I may have it wrong but I think I have read in this blog some pretty strong critiques of ev. psych. When I read this post and the care with which you stated your doubts it left me wondering:
Have the basic tenets of ev. psych. actually carried the day and only particular claims come in for a tweaking or a beating [much as evolution, as a broader understanding of what biology presents the modern scientist, is treated]?
Or do you or others have a fundamentally different theory to account for the organization of feats [and the odd weaknesses] we call our brain power?

It would be somewhat ironical if humans had a "spider-sense" against spiders *forceful laughs*.

Two points I found somewhat noteworthy: I think that for any sort of instinct to avoid spiders or dangerous tiny animals in general (which is far more likely, I think), this "mental template" of a toilet-door-plaque-like icon would be somewhat "unuseful". These animals are often in different angles and distances where they're more like "potentially legged dots", bringing no much resemblance to an icon. Thus could be somewhat harder to evolve such specificity instead of something more general (not that it would prove anything wrong anyway; could be that it arose somewhat as an evolutionary "saltation", with no competing alternative version of instinct in the version I think that it could be more likely to evolve).

And, speaking of likelihood of evolving something, the author(s) suggests that it could have evolved in as few as about 20-30 generations? Has been some major change in the estimates of possible rate of adaptive evolution since Haldane's estimates of substitution costs that I don't know about? (about 300 generations to the fixation of a gene, under rather favorable conditions). I haven't read the paper yet, but I've read that in a report.

A third point that came to my mind by reading this post, is that it seems to prove more that the babies are able to generalize the spider silhouette, which I don't think that tells much about an innate ability to recognize and fear spiders. Perhaps one could show the same with cars, showing pictures of cars' profiles, and icons of cars and scrambled "non-cars", and that would then prove that we've already evolved the instinct of fearing to be hit by a car?
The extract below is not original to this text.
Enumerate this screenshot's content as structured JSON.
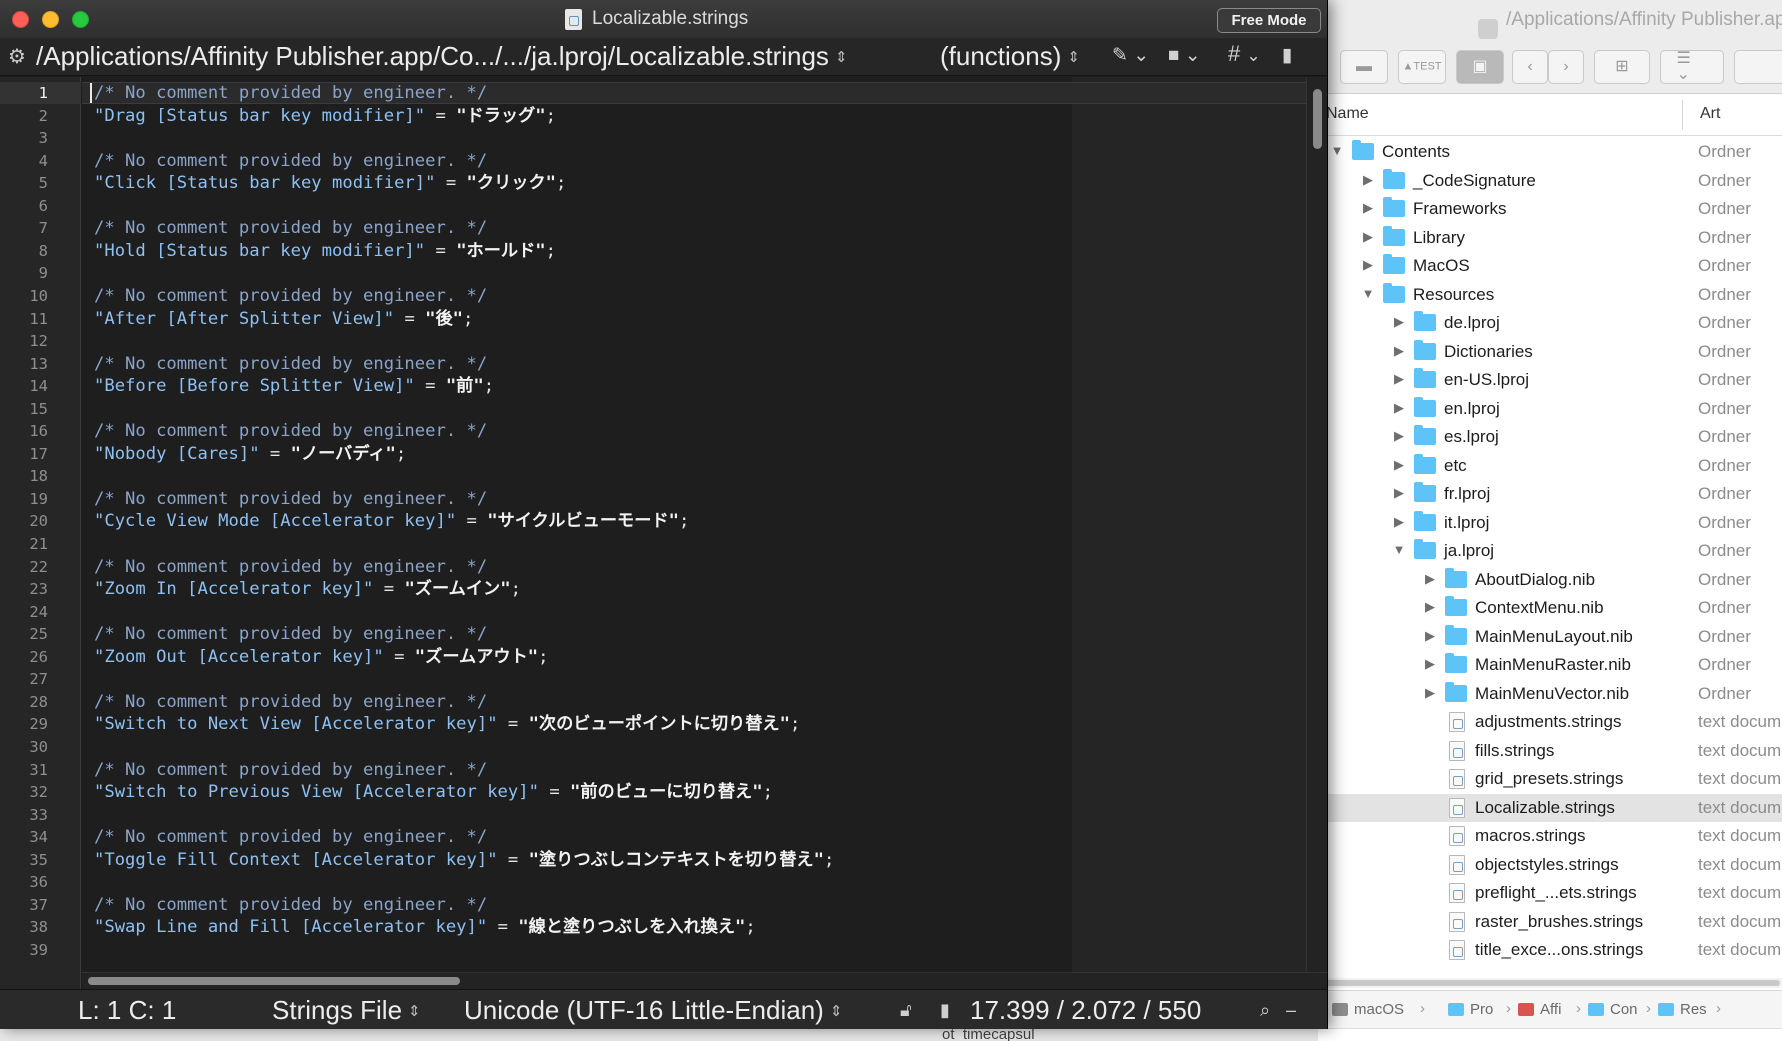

By Danniel Soares (not verified) on 18 Oct 2007 #permalink

Well, this comment is late in coming...and probably won't be read. That being said, I'd love the idea of an innate spider-detection system present in infants...I friggin' hate spiders (after living in a room where I was killing 6-7 large spiders a day). But the study being examined proves nothing even remotely close to such an idea. For one, the study assumes that a living organism can be equated to and perceived as a motionless, featureless black blob of a specific shape. Even adults subconsciously respond to the presence of an unseen living organism more quickly than a motionless, visible shape (motion is a HUGE component of our survival instincts; every day life exemplifies it and military strategy utilizes it)...and that's with the layers of unnatural crud an adult psyche is burdened with.
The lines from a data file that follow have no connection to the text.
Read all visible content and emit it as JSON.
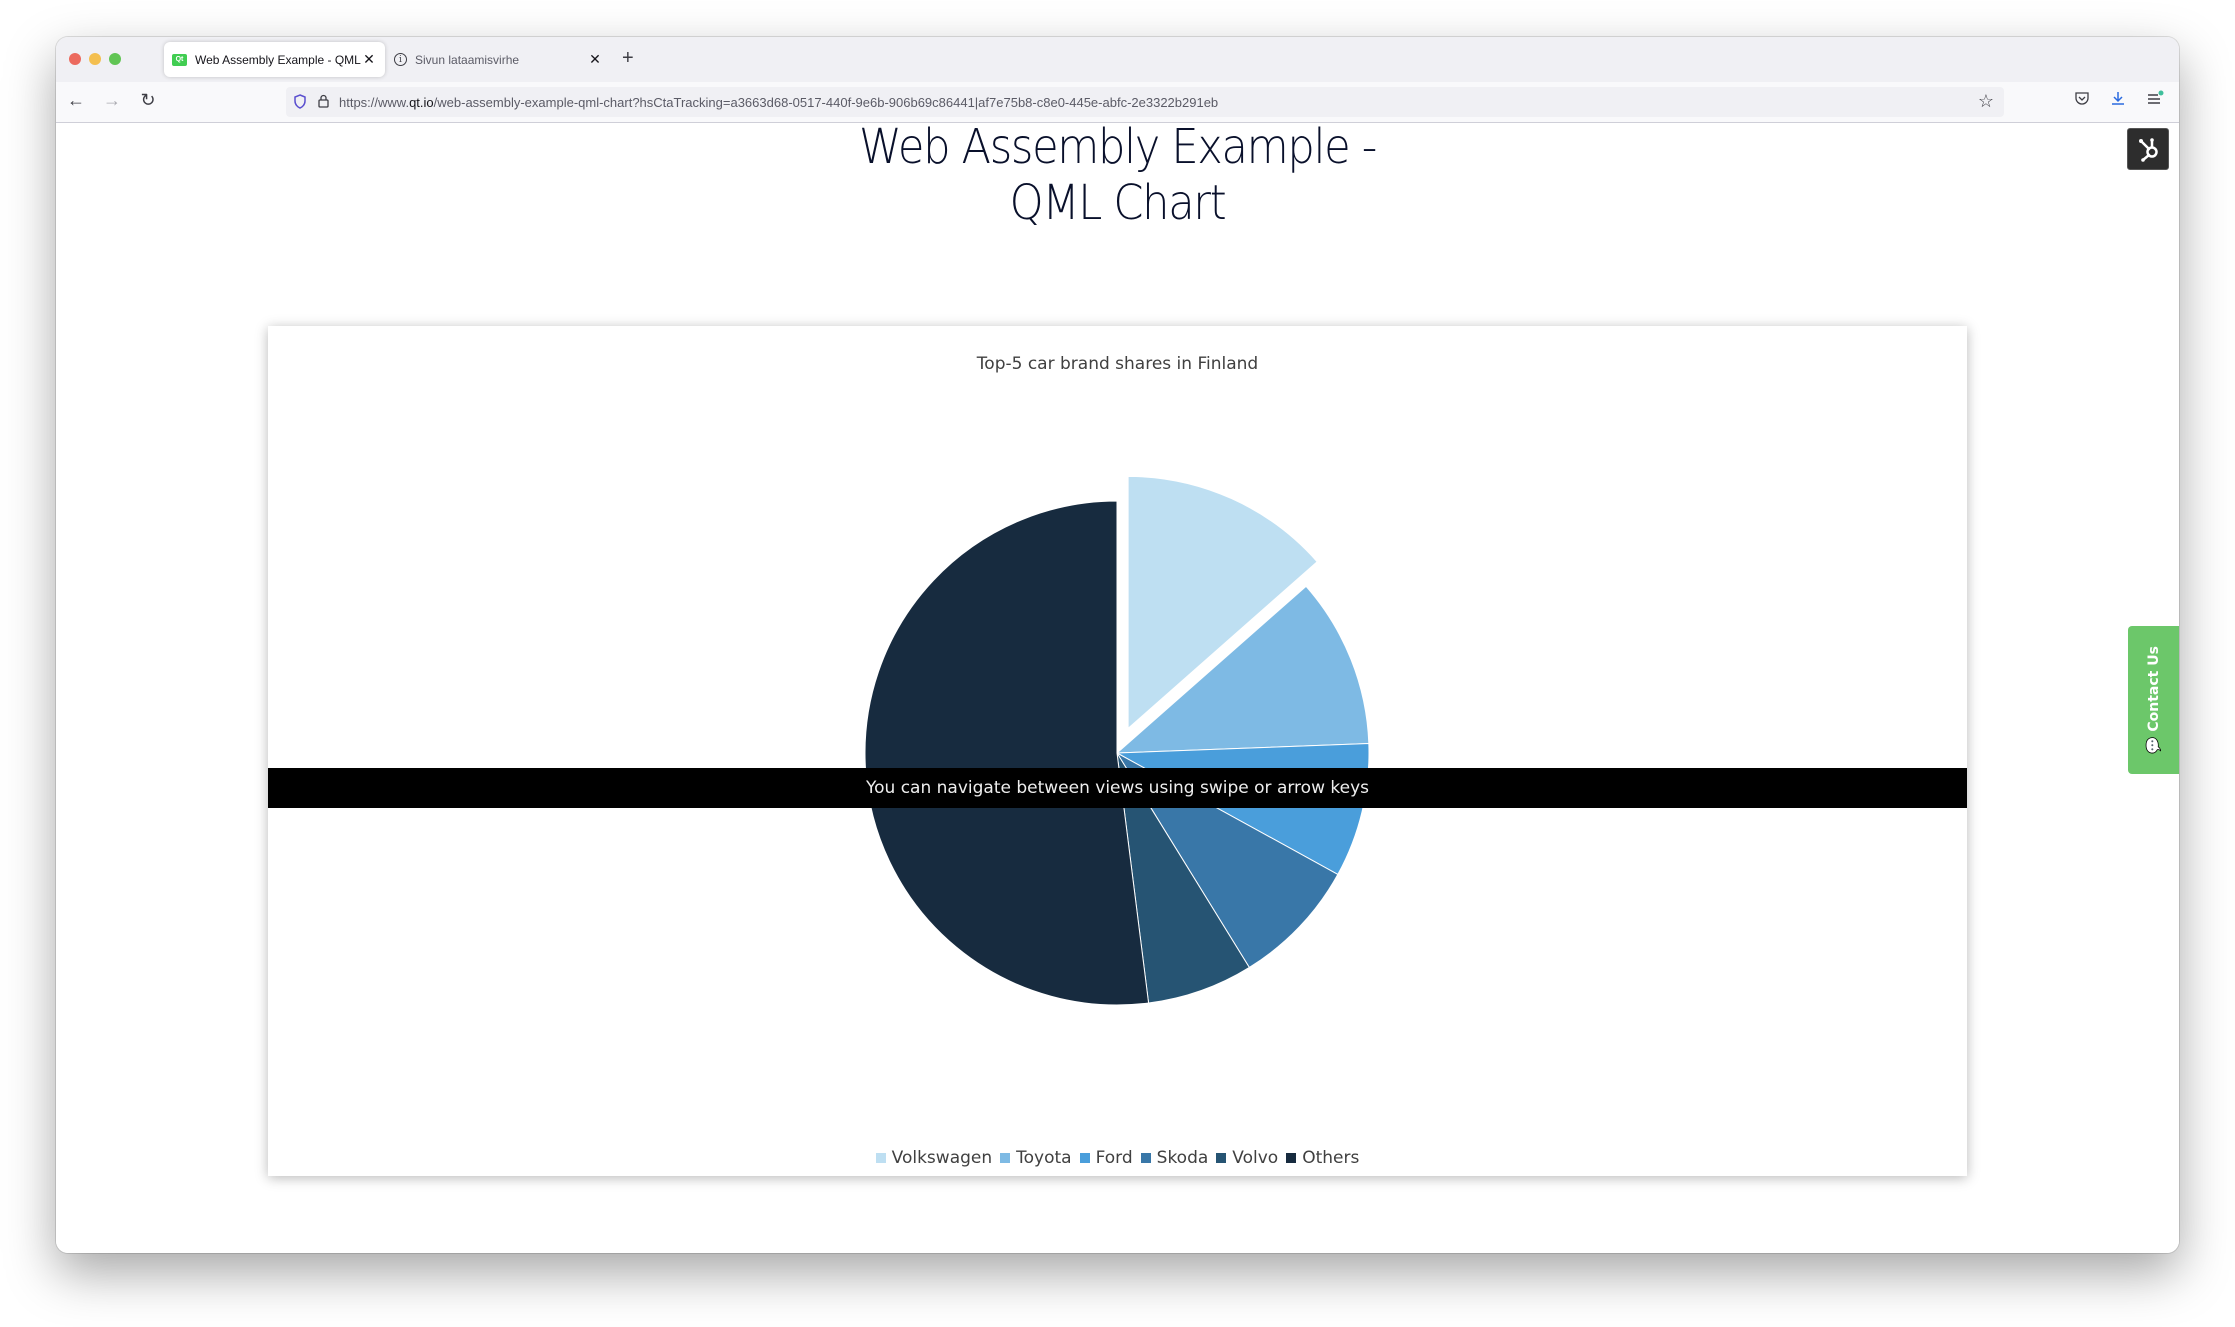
{
  "browser": {
    "tabs": [
      {
        "title": "Web Assembly Example - QML Chart",
        "favicon": "qt-logo-icon",
        "active": true
      },
      {
        "title": "Sivun lataamisvirhe",
        "favicon": "info-icon",
        "active": false
      }
    ],
    "new_tab_label": "+",
    "url_scheme": "https://www.",
    "url_host": "qt.io",
    "url_path": "/web-assembly-example-qml-chart?hsCtaTracking=a3663d68-0517-440f-9e6b-906b69c86441|af7e75b8-c8e0-445e-abfc-2e3322b291eb",
    "icons": {
      "back": "←",
      "forward": "→",
      "reload": "↻",
      "bookmark": "☆",
      "pocket": "pocket-icon",
      "download": "↓",
      "menu": "≡"
    }
  },
  "page": {
    "title": "Web Assembly Example - QML Chart",
    "contact_label": "Contact Us",
    "banner_text": "You can navigate between views using swipe or arrow keys"
  },
  "chart_data": {
    "type": "pie",
    "title": "Top-5 car brand shares in Finland",
    "categories": [
      "Volkswagen",
      "Toyota",
      "Ford",
      "Skoda",
      "Volvo",
      "Others"
    ],
    "values": [
      13.5,
      10.9,
      8.6,
      8.2,
      6.8,
      52.0
    ],
    "unit": "%",
    "colors": [
      "#bedff2",
      "#7ebae4",
      "#4a9edb",
      "#3977a8",
      "#265473",
      "#172b3f"
    ],
    "exploded": [
      "Volkswagen"
    ],
    "start_angle": "12 o'clock, clockwise",
    "legend_position": "bottom"
  }
}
And two, what about the image presented as a schematic spider? To us, adults who have a clear mental image of what the form of a spider looks like, it appears as a spider. But an infant? And infant has most likely been exposed to human beings more than it has been exposed to any living creature. Which is, going by shape, a head, a body, two arms on top, and two legs on the bottom...symmetrical. The schematic spider follows the same formula, except its arms and legs are doubled....but in left/right arm, left/right leg segmentation, exactly the same. If you were to get rid of 4 of the legs and thicken the remaining 4, it would just look like the silhouette of a cartoonish, overweight individual. Though the image of the flower is not presented in this article, I would hazard to guess it's overall shape is nowhere near as humanistic.

Simply put, I believe the infants were responding to a familiar shape...not the presence of an arachnid.